Mesmo com todo receio, o homem se apóia na porteira. Coloca a palma de uma das mãos, e continua a conversar com aquela passagem...
- Cada pessoa que passa por aqui é vítima. Uma vítima a mais. Uma vítima atraída pelo desconhecido, pelo mistério, pelo novo. Há uma espécie de guardião que habita esse lugar. Não há erva daninha que nasça aqui. Mas também não há flor. Não há bolor, vento, caruncho, chuva, formiga cabeça de vidro que tenha coragem de lhe destruir. Ninguém ousa enfrentar o tempo. Há quantos séculos você vive aqui nesta porteira. Porteira vermelha. Olha a solidão a sua volta. A terra é batida. O mato é calado. A árvore é distante. E os espíritos que vivem por aqui, abençoando ou amaldiçoando a sorte dos que passam, escondem-se ligeiros para que ninguém decifre o mistério que há nesse lenho. Eu sei o que você diz. Eu sei o que é capaz de fazer. Eu sei o que quer. Eu sei o peso e as asas que se adquiri a partir daqui. Há quem passe por essa porteira e leve o peso do universo nas costas. E há quem saia voando pelos céus, na ilusão de que o tempo sopra ao seu favor. No entanto, quem passa por essa porteira, pelos véus do tempo, comete o pecado. É como se a porteira se abrisse como pernas que levam ao pecado original. A partir dessa porteira, o mandamento se inverte, e o crescei-vos e multiplicai-vos torna-se amai-vos e sofrei-vos. Escutou tempo, amar e sofrer, esse é o seu código. O código do tempo. A vida em torno do amor e a morte, na metáfora do sofrer. Amando e sofrendo, vamos vivendo e morrendo a cada dia, a cada semana, a cada mês...

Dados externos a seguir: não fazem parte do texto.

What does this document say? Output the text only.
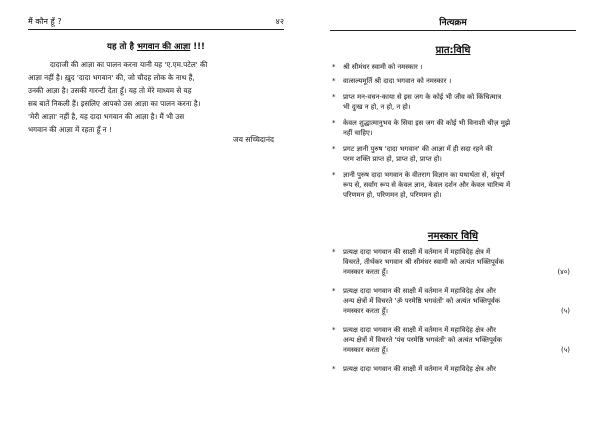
मैं कौन हूँ ?	४२
यह तो है भगवान की आज्ञा !!!
दादाजी की आज्ञा का पालन करना यानी यह 'ए.एम.पटेल' की
आज्ञा नहीं है। ख़ुद 'दादा भगवान' की, जो चौदह लोक के नाथ हैं,
उनकी आज्ञा है। उसकी गारन्टी देता हूँ। यह तो मेरे माध्यम से यह
सब बातें निकली हैं। इसलिए आपको उस आज्ञा का पालन करना है।
'मेरी आज्ञा' नहीं है, यह दादा भगवान की आज्ञा है। मैं भी उस
भगवान की आज्ञा में रहता हूँ न !
जय सच्चिदानंद
नित्यक्रम
प्रात:विधि
* श्री सीमंधर स्वामी को नमस्कार ।
* वात्सल्यमूर्ति श्री दादा भगवान को नमस्कार ।
* प्राप्त मन-वचन-काया से इस जग के कोई भी जीव को किंचित्मात्र
भी दुःख न हो, न हो, न हो।
* केवल शुद्धात्मानुभव के सिवा इस जग की कोई भी विनाशी चीज़ मुझे
नहीं चाहिए।
* प्रगट ज्ञानी पुरुष 'दादा भगवान' की आज्ञा में ही सदा रहने की
परम शक्ति प्राप्त हो, प्राप्त हो, प्राप्त हो।
* ज्ञानी पुरुष दादा भगवान के वीतराग विज्ञान का यथार्थता से, संपूर्ण
रूप से, सर्वांग रूप से केवल ज्ञान, केवल दर्शन और केवल चारित्र्य में
परिणमन हो, परिणमन हो, परिणमन हो।
नमस्कार विधि
* प्रत्यक्ष दादा भगवान की साक्षी में वर्तमान में महाविदेह क्षेत्र में
विचरते, तीर्थंकर भगवान श्री सीमंधर स्वामी को अत्यंत भक्तिपूर्वक
नमस्कार करता हूँ।	(४०)
* प्रत्यक्ष दादा भगवान की साक्षी में वर्तमान में महाविदेह क्षेत्र और
अन्य क्षेत्रों में विचरते 'ॐ परमेष्ठि भगवंतों' को अत्यंत भक्तिपूर्वक
नमस्कार करता हूँ।	(५)
* प्रत्यक्ष दादा भगवान की साक्षी में वर्तमान में महाविदेह क्षेत्र और
अन्य क्षेत्रों में विचरते 'पंच परमेष्ठि भगवंतों' को अत्यंत भक्तिपूर्वक
नमस्कार करता हूँ।	(५)
* प्रत्यक्ष दादा भगवान की साक्षी में वर्तमान में महाविदेह क्षेत्र और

O homem pede licença e sobe pelas tábuas avermelhadas, equilibrando-se com os braços abertos, compondo ali uma espécie de cristo.
- Por que tempo, por que insiste em me perseguir? Se você me deixasse eu seria mais feliz. Eu cantaria livre por um universo atemporal. A existência seria redefinida. Nada mais giraria em torno de seu umbigo, tempo. Nada mais. Você é horrível, devastador. Embora eu não consiga ver ninguém aqui, eu posso sentir algumas, dezenas, centenas, milhares de pessoas atravessando os seus domínios, enredando-se em suas conversas tolas. E eu não quero ser mais uma de suas vítimas.
Ainda sobre a porteira, o homem olha o que está por detrás de suas costas...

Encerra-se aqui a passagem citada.